A probability weighting function (w(p)) is considered to be a nonlinear function of probability (p) in behavioral decision theory. This study proposes a psychophysical model of probability weighting functions derived from a hyperbolic time discounting model and a geometric distribution. The aim of the study is to show probability weighting functions from the point of view of waiting time for a decision maker. Since the expected value of a geometrically distributed random variable X is 1/p, we formulized the probability weighting function of the expected value model for hyperbolic time discounting as w(p) = (1 − k log p)⁻¹. Moreover, the probability weighting function is derived from Loewenstein and Prelec's (1992) generalized hyperbolic time discounting model. The latter model is proved to be equivalent to the hyperbolic-logarithmic weighting function considered by Prelec (1998) and Luce (2001).

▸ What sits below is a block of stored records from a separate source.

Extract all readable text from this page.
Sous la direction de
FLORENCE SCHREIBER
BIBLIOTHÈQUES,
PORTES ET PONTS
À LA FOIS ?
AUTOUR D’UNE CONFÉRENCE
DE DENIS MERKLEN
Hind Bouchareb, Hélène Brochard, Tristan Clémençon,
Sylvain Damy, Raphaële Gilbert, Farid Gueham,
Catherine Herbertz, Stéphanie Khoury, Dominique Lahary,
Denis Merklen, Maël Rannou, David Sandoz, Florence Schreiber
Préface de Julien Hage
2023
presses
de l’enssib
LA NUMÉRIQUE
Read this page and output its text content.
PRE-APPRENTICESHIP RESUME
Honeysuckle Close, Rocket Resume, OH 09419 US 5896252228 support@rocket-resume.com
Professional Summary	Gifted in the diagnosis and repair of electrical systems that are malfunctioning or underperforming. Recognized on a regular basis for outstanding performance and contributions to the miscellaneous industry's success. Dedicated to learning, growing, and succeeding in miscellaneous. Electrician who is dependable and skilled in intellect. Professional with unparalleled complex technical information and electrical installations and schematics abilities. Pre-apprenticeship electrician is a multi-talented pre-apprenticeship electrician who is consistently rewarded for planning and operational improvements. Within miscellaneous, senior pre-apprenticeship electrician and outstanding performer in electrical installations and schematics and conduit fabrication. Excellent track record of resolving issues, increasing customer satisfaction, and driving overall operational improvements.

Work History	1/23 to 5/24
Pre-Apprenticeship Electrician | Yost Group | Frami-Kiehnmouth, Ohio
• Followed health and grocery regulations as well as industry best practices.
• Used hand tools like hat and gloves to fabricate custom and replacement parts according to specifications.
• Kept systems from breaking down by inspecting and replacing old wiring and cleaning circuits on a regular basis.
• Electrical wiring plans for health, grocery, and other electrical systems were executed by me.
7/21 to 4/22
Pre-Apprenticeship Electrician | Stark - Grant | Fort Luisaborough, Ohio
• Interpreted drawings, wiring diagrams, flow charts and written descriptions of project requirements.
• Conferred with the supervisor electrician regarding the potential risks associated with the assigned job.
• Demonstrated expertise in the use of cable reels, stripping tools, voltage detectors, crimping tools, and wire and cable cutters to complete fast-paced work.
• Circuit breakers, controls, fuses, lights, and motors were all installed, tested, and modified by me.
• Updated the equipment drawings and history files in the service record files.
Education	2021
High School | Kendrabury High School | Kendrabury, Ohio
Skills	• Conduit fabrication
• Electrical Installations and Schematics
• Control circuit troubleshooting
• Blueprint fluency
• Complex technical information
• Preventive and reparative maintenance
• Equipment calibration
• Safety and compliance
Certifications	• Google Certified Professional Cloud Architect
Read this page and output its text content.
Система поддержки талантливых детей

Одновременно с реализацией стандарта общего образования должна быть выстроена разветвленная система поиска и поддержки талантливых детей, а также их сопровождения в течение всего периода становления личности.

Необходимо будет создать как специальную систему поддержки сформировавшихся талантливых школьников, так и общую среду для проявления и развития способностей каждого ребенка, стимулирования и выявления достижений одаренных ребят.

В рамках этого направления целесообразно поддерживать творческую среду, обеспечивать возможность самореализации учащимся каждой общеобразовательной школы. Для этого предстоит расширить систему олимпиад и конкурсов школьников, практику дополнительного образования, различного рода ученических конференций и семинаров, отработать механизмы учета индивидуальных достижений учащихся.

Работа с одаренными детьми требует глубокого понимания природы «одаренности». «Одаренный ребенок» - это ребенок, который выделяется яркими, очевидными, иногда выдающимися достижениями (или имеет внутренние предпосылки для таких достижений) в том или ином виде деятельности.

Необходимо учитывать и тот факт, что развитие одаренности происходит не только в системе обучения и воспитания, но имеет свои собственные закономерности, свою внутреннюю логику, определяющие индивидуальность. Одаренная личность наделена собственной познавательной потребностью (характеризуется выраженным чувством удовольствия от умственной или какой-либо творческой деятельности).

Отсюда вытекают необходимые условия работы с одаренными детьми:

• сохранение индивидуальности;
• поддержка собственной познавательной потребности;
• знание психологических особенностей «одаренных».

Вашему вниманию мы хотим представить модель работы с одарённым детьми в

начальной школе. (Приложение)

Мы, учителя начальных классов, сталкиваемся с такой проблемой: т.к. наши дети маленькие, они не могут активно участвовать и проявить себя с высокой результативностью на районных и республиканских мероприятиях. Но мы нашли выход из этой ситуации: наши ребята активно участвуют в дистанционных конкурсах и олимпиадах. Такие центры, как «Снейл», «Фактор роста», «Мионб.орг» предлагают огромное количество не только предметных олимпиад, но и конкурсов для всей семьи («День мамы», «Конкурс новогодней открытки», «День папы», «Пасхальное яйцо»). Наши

In this study, we derive a model from the generalized hyperbolic time discounting model assuming Fechner's (1860) psychophysical law of time and a geometric distribution of trials. In addition, we develop median models of hyperbolic time discounting and generalized hyperbolic time discounting. To illustrate the fitness of each model, a psychological experiment was conducted to assess the probability weighting and value functions at the level of the individual participant. The participants were 50 university students. The results of individual analysis indicated that the expected value model of generalized hyperbolic discounting fitted better than previous probability weighting decision-making models. The theoretical implications of this finding are discussed.